In fact, carbohydrates, whether simple or complex, are the only macronutrient category which humans do not absolutely require in their diets, as much as this might surprise some. In other words, a human can survive on protein and fat (well chosen), with no nutritional carbohydrates whatsoever, and especially if the protein is animal protein, which will help to more easily ensure the full panoply of essential amino acids. Any needed base-load glucose will be provided by gluconeogenesis in the liver. It is possible to obtain all essential (meaning, cannot be synthesized by the body) amino acids from a plant based diet (legumes and cereals are a classic combo to ensure this), but the amount needed to maintain health and/or build muscle will require careful dietary planning. If humans were ruminants, we could make use of bacterial assistants more fully, but we don't have that sort of plumbing. Adding some eggs, fish, poultry, rabbits, etc. can make the task of acquiring the requisite amino acids easier. I have legumes (pinto beans, navy beans, lentils, dried peas), cereals (wheat, rice and field corn) and fats (olive oil and coconut oil) stored for emergency use, but I hope that I don't need to subsist entirely on them and whatever greens I can grow or forage for any protracted period of time. FYI, field corn should be nixtamalized (turned into hominy with wood ashes or another caustic substance, for example "cal" or calcium hydroxide) to make the B-vitamins bio-available, lest pellagra rear its ugly head.
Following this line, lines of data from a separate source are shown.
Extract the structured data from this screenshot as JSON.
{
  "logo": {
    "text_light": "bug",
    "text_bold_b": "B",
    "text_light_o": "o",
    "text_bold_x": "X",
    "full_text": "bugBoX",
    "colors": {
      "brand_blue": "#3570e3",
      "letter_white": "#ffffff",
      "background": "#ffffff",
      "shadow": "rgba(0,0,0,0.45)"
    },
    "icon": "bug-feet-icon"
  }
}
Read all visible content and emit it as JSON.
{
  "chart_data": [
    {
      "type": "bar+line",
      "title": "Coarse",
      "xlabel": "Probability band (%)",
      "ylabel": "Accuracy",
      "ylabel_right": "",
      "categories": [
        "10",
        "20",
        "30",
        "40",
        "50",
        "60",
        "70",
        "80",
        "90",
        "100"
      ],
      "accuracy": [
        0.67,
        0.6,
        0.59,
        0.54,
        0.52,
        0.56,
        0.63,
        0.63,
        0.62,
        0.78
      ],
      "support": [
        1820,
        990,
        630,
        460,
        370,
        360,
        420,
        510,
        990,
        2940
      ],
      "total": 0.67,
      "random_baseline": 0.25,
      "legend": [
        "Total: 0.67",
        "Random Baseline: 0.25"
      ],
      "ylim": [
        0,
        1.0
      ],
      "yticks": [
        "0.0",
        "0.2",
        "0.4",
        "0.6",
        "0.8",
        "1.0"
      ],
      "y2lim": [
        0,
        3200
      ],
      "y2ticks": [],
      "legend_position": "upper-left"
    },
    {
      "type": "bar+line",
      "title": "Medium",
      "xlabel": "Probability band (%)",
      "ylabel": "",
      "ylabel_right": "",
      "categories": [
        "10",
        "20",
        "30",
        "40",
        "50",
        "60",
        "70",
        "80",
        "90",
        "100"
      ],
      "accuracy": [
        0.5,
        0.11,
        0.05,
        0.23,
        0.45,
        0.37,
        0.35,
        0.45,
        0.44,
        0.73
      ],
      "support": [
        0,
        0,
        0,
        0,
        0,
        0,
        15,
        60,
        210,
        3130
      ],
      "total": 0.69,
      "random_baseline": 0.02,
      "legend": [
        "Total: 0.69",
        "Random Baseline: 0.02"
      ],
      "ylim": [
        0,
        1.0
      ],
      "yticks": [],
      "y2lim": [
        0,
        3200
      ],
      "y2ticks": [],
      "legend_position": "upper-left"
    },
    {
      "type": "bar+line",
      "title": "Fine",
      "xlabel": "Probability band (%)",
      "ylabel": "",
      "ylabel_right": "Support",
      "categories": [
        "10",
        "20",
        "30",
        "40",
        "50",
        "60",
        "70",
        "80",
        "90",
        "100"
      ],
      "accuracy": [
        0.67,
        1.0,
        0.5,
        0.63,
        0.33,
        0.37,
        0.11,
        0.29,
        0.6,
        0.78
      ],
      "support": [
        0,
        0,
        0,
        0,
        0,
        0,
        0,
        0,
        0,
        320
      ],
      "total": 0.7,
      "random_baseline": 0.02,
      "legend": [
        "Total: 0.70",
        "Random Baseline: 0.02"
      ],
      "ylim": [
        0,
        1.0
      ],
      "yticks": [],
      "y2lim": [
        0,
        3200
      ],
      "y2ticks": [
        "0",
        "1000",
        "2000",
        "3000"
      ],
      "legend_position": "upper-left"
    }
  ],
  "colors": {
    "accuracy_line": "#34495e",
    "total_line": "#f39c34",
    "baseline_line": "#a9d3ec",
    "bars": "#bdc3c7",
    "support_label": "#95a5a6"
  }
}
I am not interested in the OP's vision of hunkering in a bunker and eating cellulose-derived glucose goo. But, to each his own, and I'd be curious to follow his experiment, if i didn't think it seriously jeopardized his long-term health. I would encourage him to expand his view of human flourishing. I certainly applaud his ability to think outside the box. I think he misunderstands the complexity of biological life. If you don't believe me, go watch a YouTube video on the ATP cycle or Krebs cycle. Despite our vast knowledge, we have, at best, a surface understanding of how all of this works. Hubris is common to the human condition (not least, to me!). Epistemic humility is helpful.